Nick struggled to rise, his eyes hooded with pain. "You go anywhere near my family and I swear I'll swing for you. I'll get you. I'll get you." He stumbled forward, arms outstretched. "You fucking miserable excuse for a human being. . . .
Baz had lashed at him with the knife and there was bright blood everywhere, pumping from a deep gash in Nick's shoulder. The front of his shirt rapidly changed color to a dark plum and hung slackly to his chest.
"Oh, yeah? What are you going to do?" Baz taunted him, waving the dripping knife blade in a circle. "Bleed to death? Yeah, great, I like it. Go on, bleed, you cunt." He continued to grin, spots of blood on his forehead and cheeks.
Chase supported Nick and helped him to a chair. He bound the wound with his handkerchief and knotted it tightly to stanch the flow. It was pointless trying to reason with Baz because there was no reason left. His was a mind on a one-way track, fixated, a mind that needed only the flimsiest excuse to slaughter them on the spot.
If there was a way out of this he couldn't think of one. It wasn't only the three of them here who were in danger, but the women too. Jen and Jo at the mercy of this drug-crazed mob, Ruth and Cheryl out there in the darkness on a lonely road . . .
He raised his eyes to where Baz was standing with the others bunched around him, each of them with a fragment of a common expression like a splintered mirror showing a single demented face. And as he looked something locked in Chase's throat. Under his hand he felt Nick's body stiffen. The double doors across the passage had silently opened and they watched a man come through with a double-bladed ax lifted high above his head and bring it down with maniacal force on the crown of Baz's head, splitting it into halves.
The scene turned red. Through the sticky fountain Chase saw other men pawing their way forward clutching knives, hatchets, steel bars, hacksaw blades, scythes and cutting and slashing indiscriminately at whatever was in their path. They were filthy, with matted hair and beards, their clothing stained and ragged. Some were putrefying, their faces and arms covered in scabs, others totally bald with skin a drab pasty white. All of them were demonical and possessed with bloodlust.
The carnage spilled into the passage as the attackers were flung back by a barrage of gunfire. At such close range the large-caliber weapons made a ghastly mess of human flesh and bone. All but three of the young men had been killed and one of these had had the side of his face scythed open, his ear hanging off like the tab of a zipper.
There were rifles on the floor among the hacked bodies, and Chase grabbed two and flung them to Nick and Dan.

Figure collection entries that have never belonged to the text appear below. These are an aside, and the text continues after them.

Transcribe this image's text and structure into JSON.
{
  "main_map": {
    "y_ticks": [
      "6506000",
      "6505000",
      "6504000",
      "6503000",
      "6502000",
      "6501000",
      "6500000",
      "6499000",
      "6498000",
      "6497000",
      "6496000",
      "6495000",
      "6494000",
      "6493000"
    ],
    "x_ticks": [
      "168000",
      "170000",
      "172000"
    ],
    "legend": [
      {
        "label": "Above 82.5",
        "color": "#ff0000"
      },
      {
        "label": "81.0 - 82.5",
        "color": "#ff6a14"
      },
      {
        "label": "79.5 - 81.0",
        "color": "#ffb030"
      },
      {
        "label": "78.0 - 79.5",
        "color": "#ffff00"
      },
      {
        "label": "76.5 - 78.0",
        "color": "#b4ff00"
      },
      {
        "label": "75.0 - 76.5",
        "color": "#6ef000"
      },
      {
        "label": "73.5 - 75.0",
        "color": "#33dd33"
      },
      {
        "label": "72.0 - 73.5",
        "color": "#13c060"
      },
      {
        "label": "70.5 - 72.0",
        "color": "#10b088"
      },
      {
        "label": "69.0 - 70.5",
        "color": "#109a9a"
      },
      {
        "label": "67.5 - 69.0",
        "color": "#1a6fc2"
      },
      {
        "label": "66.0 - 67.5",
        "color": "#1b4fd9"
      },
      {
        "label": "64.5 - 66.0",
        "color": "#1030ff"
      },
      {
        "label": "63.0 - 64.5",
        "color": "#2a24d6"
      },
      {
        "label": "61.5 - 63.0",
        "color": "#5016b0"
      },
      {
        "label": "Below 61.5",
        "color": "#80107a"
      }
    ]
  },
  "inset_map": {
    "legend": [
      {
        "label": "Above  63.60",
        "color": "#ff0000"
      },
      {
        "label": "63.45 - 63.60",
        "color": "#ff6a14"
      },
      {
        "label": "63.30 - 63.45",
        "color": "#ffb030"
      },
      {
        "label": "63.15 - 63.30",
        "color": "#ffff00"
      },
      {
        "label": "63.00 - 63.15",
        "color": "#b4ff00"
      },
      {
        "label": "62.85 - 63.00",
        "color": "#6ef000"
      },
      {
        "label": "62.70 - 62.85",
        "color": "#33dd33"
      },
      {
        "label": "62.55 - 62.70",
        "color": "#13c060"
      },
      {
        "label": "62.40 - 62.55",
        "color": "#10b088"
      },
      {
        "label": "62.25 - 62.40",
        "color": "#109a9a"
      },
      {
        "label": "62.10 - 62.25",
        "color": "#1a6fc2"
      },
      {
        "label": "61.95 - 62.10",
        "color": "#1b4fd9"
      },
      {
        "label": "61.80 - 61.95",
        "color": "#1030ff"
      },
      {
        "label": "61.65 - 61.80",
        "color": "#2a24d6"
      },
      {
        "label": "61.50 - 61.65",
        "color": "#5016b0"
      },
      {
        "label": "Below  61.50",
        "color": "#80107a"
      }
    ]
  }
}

His Browning automatic was stuck in the belt of a corpse with its neck almost completely severed and an arm hanging by a tattered sleeve of skin.
Both double doors had been ripped off their hinges by the blast of gunfire and in the main hall Chase could see the attackers regrouping. Of the three young men still alive the one with the scythed-open face was bent over holding the flap in place, blood running freely between his fingers. These were no longer the enemy, but allies.
Chase pulled Nick to his feet under the armpit. "Can you make it?"
Nick held up the rifle. "You take this, I'll have the gun." He made a quizzical grimace. "Dicky shoulder, I'm afraid, old chap."
The floor was awash with blood. The two young men still holding rifles, one on either side of the door, were uncertain what to do next. Chase stepped forward and took charge. "We'll have to rush them," he said tersely. "If we get trapped in here we've had it. There are five of us, all armed. We should get through. Ready? Let's go!"
With that he grabbed one, then the other, and pushed them forward. They stumbled across the passage and into the hall, firing from the hip, but as Nick and Dan crowded behind Chase in close support, he ducked aside and ran toward the kitchen, yelling over his shoulder, "Back the way we came in!"
Nick steered Dan along the passage. As they reached the kitchen door the explosion of gunfire and the screams of injured men made a dreadful symphony. Dan went up first, onto the table and hauling himself weakly through the trapdoor, reaching down to give Nick what help he could while Chase got underneath and lifted him bodily from below. Chase went up and slammed the trapdoor shut. The open hatch in the end wall was clearly outlined a different shade of black in the blackness of the loft, and they stumbled toward it not caring whether they walked on the rafters or not.
"Right, the pickup," Chase said breathlessly when they were on the ground. The rifle was sticky in his hands.
They ran with Nick leading the way across the compound where the old truck and the Dodge pickup were parked next to a small shed with a door paneled in metal sheets. Holding his shoulder, Nick raised his foot and kicked at the padlock on the door.